A letter from Picturehouse lawyers sent to the union ahead of the London Film Festival, stated that the cinema company was “minded to dismiss any employee who takes part in the strikes.”
Yet strike they did, and as yet no member of any of the Picturehouse cinemas involved – the Ritzy, Crouch End, Hackney, East Dulwich and Central Picturehouses – has yet been sacked.
“We called their bluff,” said Ms Rogers.
At the heart of the issue, and one that is being differently interpreted on either side of the dispute, is the London Living Wage.
Currently, Ritzy front-of-house staff are earning £9.10 per hour, which is currently 65p under the living wage.
“We worked out that if they gave us all a 30% pay rise, it will cost them £20m a year,” said Ms Rogers. “We know that this is a lot, but not if you make that much profit a year.”
Picturehouse is however insistent that they do pay minimum wage, and then some.
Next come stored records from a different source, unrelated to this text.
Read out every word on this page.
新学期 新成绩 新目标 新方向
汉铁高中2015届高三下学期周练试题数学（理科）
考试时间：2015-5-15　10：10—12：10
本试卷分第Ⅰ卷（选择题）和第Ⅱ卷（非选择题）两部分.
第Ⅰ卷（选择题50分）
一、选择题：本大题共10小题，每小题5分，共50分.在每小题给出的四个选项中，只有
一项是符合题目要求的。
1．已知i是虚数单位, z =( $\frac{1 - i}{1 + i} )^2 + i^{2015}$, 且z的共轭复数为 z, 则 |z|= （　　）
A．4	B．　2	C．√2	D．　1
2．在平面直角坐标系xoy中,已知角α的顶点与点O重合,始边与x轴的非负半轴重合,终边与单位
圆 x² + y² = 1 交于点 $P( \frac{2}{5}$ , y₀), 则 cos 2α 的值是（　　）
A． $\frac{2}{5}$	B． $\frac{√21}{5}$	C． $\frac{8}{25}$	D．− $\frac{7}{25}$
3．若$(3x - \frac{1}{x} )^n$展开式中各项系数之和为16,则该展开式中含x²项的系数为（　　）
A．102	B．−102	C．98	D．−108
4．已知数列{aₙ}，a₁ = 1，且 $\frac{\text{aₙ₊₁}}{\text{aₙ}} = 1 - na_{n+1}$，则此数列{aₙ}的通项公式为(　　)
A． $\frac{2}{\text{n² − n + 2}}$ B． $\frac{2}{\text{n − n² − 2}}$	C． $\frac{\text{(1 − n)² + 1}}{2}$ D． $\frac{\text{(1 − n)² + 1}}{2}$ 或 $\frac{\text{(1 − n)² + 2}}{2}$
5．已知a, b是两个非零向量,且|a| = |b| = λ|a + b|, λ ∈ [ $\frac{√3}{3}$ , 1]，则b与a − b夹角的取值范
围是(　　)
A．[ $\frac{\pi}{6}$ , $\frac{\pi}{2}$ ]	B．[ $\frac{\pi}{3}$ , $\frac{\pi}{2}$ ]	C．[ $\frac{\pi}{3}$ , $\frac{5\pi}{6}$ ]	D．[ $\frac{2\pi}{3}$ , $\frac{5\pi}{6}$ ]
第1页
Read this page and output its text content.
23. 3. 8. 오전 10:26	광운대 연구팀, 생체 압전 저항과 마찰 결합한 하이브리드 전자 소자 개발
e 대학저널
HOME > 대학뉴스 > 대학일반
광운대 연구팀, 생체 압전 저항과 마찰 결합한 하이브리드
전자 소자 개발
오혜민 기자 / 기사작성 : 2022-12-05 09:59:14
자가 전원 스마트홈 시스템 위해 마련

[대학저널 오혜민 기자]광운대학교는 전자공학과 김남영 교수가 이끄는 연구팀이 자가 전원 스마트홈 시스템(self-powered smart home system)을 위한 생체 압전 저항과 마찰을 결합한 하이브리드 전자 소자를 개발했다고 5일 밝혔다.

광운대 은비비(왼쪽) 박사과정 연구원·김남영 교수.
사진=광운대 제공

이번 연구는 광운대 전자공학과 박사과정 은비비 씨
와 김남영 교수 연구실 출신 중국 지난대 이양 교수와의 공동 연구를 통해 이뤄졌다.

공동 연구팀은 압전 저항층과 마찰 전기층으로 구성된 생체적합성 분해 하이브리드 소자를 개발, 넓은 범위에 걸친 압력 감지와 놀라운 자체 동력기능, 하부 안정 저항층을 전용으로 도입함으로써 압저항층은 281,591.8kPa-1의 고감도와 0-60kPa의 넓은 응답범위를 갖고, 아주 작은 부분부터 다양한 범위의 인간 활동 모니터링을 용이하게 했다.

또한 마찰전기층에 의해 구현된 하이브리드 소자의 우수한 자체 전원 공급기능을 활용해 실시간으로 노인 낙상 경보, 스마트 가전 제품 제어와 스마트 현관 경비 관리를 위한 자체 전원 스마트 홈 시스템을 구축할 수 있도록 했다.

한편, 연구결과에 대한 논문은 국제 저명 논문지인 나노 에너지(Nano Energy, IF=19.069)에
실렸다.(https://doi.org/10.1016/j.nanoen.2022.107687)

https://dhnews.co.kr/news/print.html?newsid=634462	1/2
As staff are paid for their 30 minute breaks, they maintain that the total earned per hour at the end of an eight hour shift is in fact £9.92.
Union members are quick to point out that they are still technically on call during said break times, and maintain that the London Living Wage should be met, and assessed in line with worker pay when the living wage increases, with a review due in November.
“At the end of the day, we just want a fair wage,” said Ms Rogers. “Picturehouse aren’t even talking to us.”
Actor Andrew Garfield voiced his support for the workers earlier this month.
He said: “It’s awful. It’s indicative of every aspect of our culture now, this massive social divide.”
Picturehouse were not available for comment when contacted by SW Londoner.